Изменить размер шрифта - +

Немного погодя досточтимые отшельник и отшельница позвали гостей и устелили пол хижины шпажником зеленым, и шпажником сухим, и самодельный этот ковер был, пожалуй, красивее тех, что составляют убранство дворцов королевских. На том же самом ковре хозяева разложили плоды, как свежие, так и сухие, и куски хлеба, скорее напоминавшие сухари, а украшали сей стол сосуды, искусно сделанные из древесной коры и наполненные холодною и прозрачною влагою. Убранство сего стола, плоды, чистая, светлая вода, не терявшая своей прозрачности в коричневых сосудах, купно с чувством голода побуждали, а вернее сказать — принуждали путников сесть поскорее за стол. Так все и поступили; по окончании же сей усладительной, хотя и скорой трапезы Арнальд обратился к Ренату с просьбой рассказать им о себе и объяснить, для чего он избрал столь скромный удел, со множеством лишений сопряженный, и Ренат, как человек благородный, коему учтивость сродна, не заставив себя долго упрашивать, тут же начал рассказывать правдивую свою Историю в следующих выражениях:

 

Глава девятнадцатая

 

Ренат рассказывает о том, что заставило его удалиться на Отшельничий остров

 

— Когда человек рассказывает о минувших испытаниях в пору своего благоденствия, то ему обыкновенно доставляет больше радости о них рассказывать, нежели в свое время эти самые горести причиняли ему страданий. О себе, однако ж, я этого сказать не могу, оттого что я рассказываю о своих напастях не в пору затишья, но еще в разгар бури.

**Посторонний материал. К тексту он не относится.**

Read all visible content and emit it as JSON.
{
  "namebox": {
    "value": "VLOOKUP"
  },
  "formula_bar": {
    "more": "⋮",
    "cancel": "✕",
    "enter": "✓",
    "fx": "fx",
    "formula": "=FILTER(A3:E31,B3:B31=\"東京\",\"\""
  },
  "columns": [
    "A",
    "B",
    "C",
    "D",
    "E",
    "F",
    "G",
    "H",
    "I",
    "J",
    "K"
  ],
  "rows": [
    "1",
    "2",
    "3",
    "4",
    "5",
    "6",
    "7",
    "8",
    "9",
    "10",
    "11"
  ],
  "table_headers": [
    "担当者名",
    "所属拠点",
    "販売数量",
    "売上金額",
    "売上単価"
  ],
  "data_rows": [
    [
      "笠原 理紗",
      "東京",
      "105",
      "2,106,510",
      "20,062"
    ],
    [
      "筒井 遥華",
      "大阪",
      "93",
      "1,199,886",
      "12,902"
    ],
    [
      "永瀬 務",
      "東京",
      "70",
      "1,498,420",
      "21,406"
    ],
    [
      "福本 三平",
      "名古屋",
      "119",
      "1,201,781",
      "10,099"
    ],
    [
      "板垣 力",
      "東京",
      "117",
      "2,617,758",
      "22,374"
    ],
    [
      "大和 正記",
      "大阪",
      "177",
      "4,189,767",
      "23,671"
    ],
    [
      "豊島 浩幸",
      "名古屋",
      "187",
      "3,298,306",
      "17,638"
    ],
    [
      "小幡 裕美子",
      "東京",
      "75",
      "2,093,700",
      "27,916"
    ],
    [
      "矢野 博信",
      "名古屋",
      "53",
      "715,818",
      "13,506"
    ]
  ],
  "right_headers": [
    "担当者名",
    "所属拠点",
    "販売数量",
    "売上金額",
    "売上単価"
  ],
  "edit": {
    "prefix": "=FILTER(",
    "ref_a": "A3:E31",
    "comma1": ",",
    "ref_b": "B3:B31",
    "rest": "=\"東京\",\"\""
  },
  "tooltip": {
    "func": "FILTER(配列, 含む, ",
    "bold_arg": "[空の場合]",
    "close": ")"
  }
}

Я родился во Франции; происхожу я от родителей благородных, богатых и добропорядочных; я получил обычное для дворянина воспитание; в помыслах моих я никогда не забывал о том, какое место занимаю я в обществе, и все же я дерзнул устремить мои помыслы к сеньоре Эусебии, придворной даме французской королевы; впрочем, я только взглядом пытался выразить ей свою нежность, она же то ли не замечала моих взоров, то ли не угадывала их значения — во всяком случае, она ни единым взглядом и ни единым словом не дала мне понять, что проникла в тайну моей души. И хотя немилость и пренебрежение обыкновенно убивают любовь в зародыше, ибо лишают ее такой необходимой опоры, как надежда, которая ее воодушевляет, со мной происходило нечто противоположное: молчание Эусебии окрыляло мою надежду, а надежда побуждала меня достигнуть той высоты, на которой я оказался бы достойным моей возлюбленной. Однако ж то ли зависть, то ли чрезмерное любопытство подстрекнули французского дворянина Либсомира, столь же состоятельного, сколь и родовитого, разгадать мои помыслы, но, превратно истолковав их, он, вместо того чтобы посочувствовать, позавидовал мне, а между тем для человека любящего нет ничего тяжелее, чем любить ту, кто тебя отвергает, или же любить ту, кто тобою пренебрегает: с этою горестью не сравнятся ни разлука, ни ревность. Коротко говоря, я ничем Либсомиру не досадил, он же явился к королю и сказал, будто я нахожусь с Эусебией в преступной связи и тем самым оскорбляю его королевское величество и унижаю свою дворянскую честь, и он-де готов подтвердить это на поединке; от письменного же донесения он, мол, воздерживается, равно как предпочитает не прибегать к свидетельским показаниям других лиц, дабы не бросить тень на доброе имя Эусебии, хотя сам тут же облил ее грязью, обвинив в распутстве и злонравии.

Получив таковые сведения, король пришел в волнение и, позвав меня, передал мне все, что ему наговорил Либсомир. Я постарался обелить себя, вступился за честь Эусебии и, подбирая наиболее мягкие выражения, изобличил недоброхота моего во лжи. Кто из нас прав — это должен был показать поединок. Не желая нарушать установление католической церкви, воспрещающее дуэли, король не позволил нам, однако, сражаться в его королевстве. Мы получили разрешение на дуэль от одного из вольных германских городов.

Настал день поединка. Мы прибыли на место дуэли, как было условлено, при шпагах и со щитами, без каких-либо тайных заграждений.